Digital strategies also pose risks when it comes to managing innovation while seeking profit from the assets. After disagreements on the Telefonica digital board and fears of strangling the entrepreneurial spirit of some startups, some directors and managers, including the co-founder and CEO of its media unit Terra Fernando Madeira, decided to leave the company last summer, according to a person familiar with the matter.
As competing with software providers gets tougher, phone companies are working with over-the-top firms that give them a larger reach and the carriers a share of the revenue. TeliaSonera AB and Royal KPN NV are among operators that have signed deals with music-streaming service Spotify Ltd., waiving restrictions on how much data users may transfer each month.
Such partnerships, and innovations especially in so-called near-field communications or machine-to-machine products, have shown progress over the last decade. This week’s convention is a chance to show them to the world, said Rafael Achaerandio, a research and consulting director at IDC in Madrid.
MWC “is a great store window to show off all digital strategies on a red carpet,” Achaerandio said. “However, many of those don’t live up to the expectations and have no impact on earnings. That’s still the biggest challenge.”

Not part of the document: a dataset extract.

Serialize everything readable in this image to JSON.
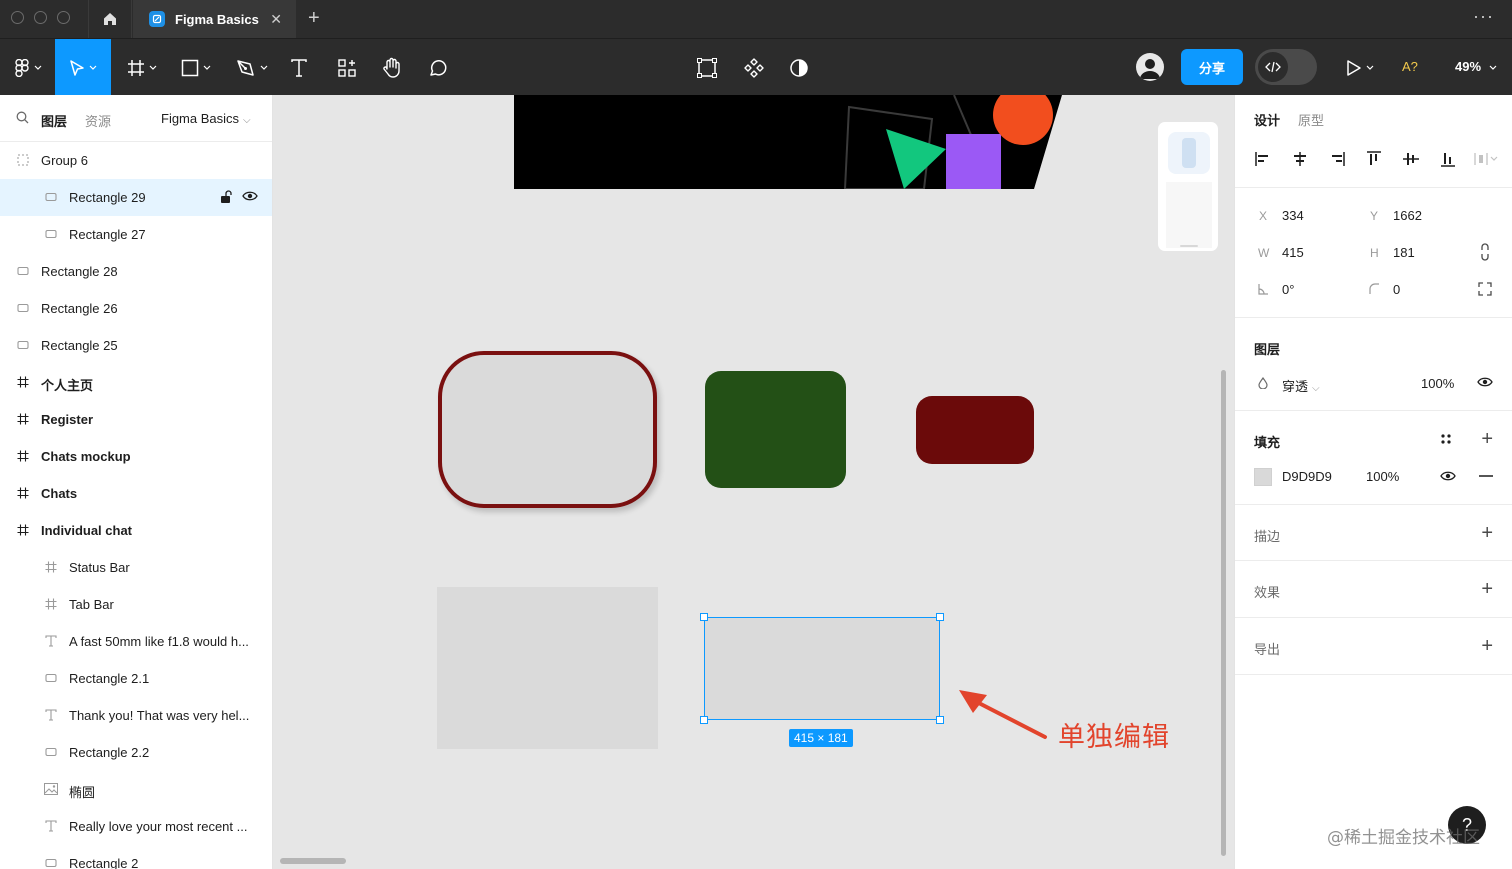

Sales from new technologies such as NFC or M2M will account for just 5 percent to 10 percent of telecommunications companies’ total revenue, according to Andreas Mark, who helps manage about 191 billion euros at Union Investment in Frankfurt. That means they need to focus on their core business of supplying the best network, he said.
“It appears like they’re returning to the basics --to position themselves as a quality provider of infrastructure,” said Jochen Reichert, an analyst at Warburg Research in Hamburg.